AUEB NLP Group at ImageCLEFmedical Caption 2025
Anna Chatzipapadopoulou, Ippokratis Pantelidis, Foivos Charalampakos, and 5 more authors
In Conference and Labs of the Evaluation Forum (Working Notes), Madrid, Spain, Mar 2025
This article presents the methodology and results of AUEB NLP Group’s and Archimedes Unit’s participation in the 9th edition of the ImageCLEFmedical Caption evaluation campaign, addressing the Concept Detection, Caption Prediction, and Explainability tasks. The Concept Detection task involves the automatic association of biomedical images with relevant medical concepts, while the Caption Prediction task focuses on generating clinically meaningful diagnostic captions based on the content of these images. Building upon our previous work, we experimented extensively with image encoders based on Convolutional Neural Networks (CNNs) in combination with Feed-Forward Neural Network (FFNN) classifiers and ensemble approaches.
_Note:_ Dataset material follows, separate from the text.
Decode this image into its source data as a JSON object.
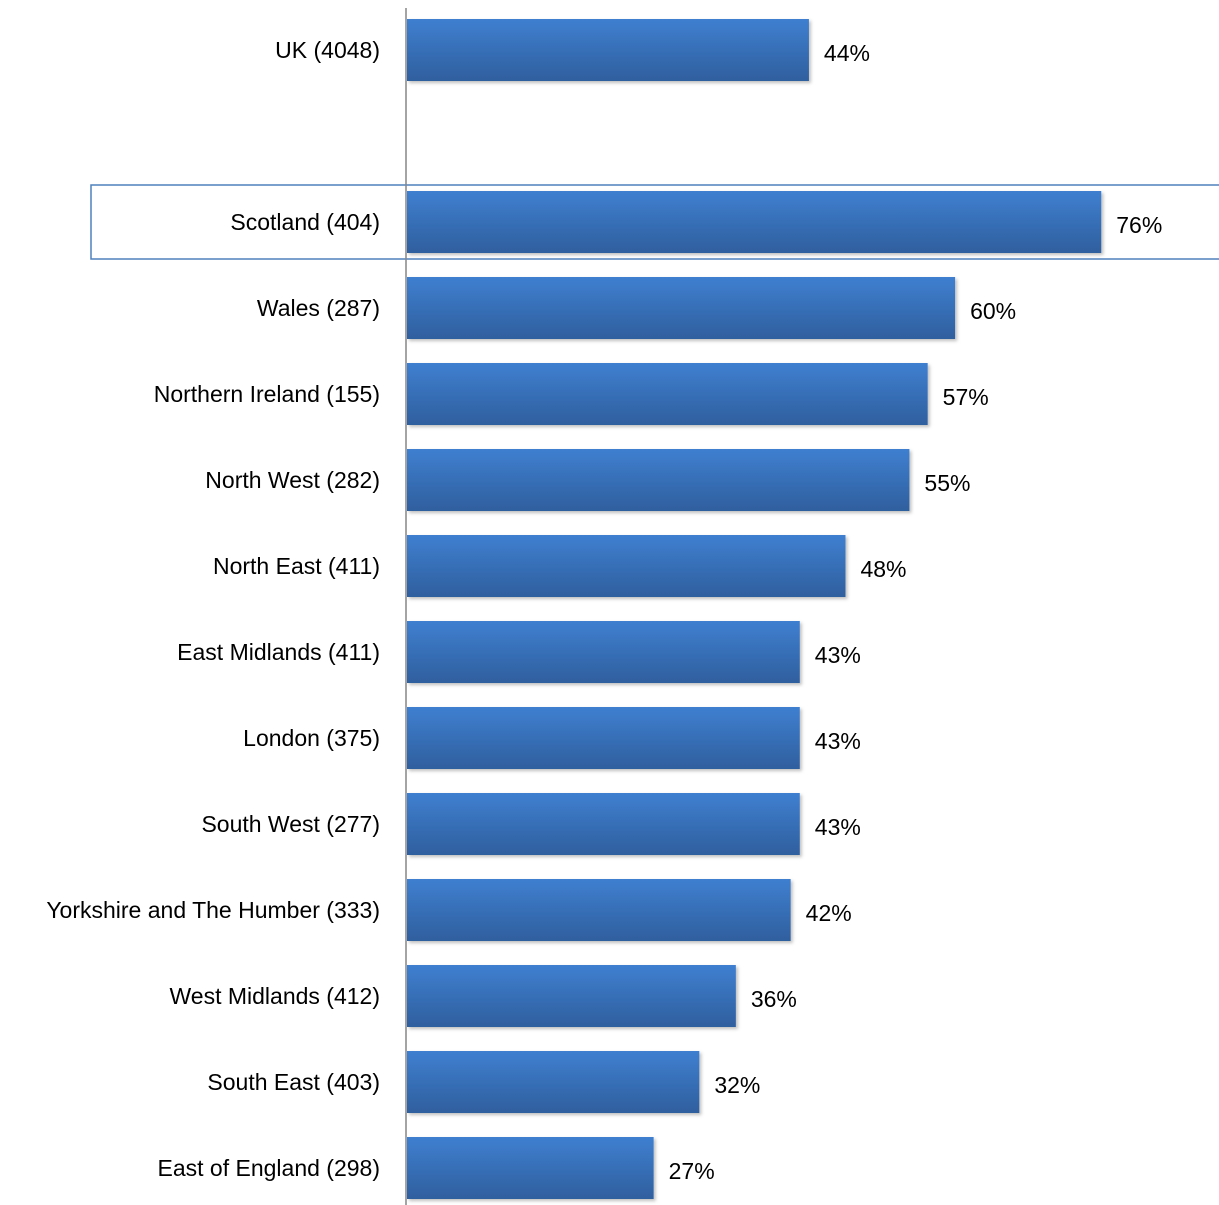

To improve robustness and generalization, we developed diverse ensemble strategies that combine predictions across multiple architectures. Additionally, we applied a per-label thresholding method during inference, allowing the system to fine-tune decision boundaries for each concept individually. For the Caption Prediction task, we used InstructBLIP as the backbone of our pipeline to generate initial captions, which we then refined using a series of enhancement strategies. These included a retrieval-augmented Synthesizer that incorporates information from similar training images, a Multisynthesizer that additionally integrates concept predictions, and LM-Fuser, a lightweight model trained to combine multiple caption hypotheses. Furthermore, we applied the Distance from Median Maximum Concept Similarity (DMMCS) method to guide decoding toward concept-aware captions and used MedCLIP-based re-ranking to further improve visual-textual alignment. We also experimented with reinforcement learning via a mixed training objective that combines cross-entropy and task-specific rewards. In the Explainability task, we generated visual explanations by identifying and localizing key medical entities in the images using a structured prompting approach with GPT-4o. This involved extracting medical terms from generated captions and drawing bounding boxes to connect these terms to visual regions, thereby enhancing clinical decision transparency. Overall, our group ranked 1st in Concept Detection, 5th in Caption Prediction, and 1st in the Explainability task.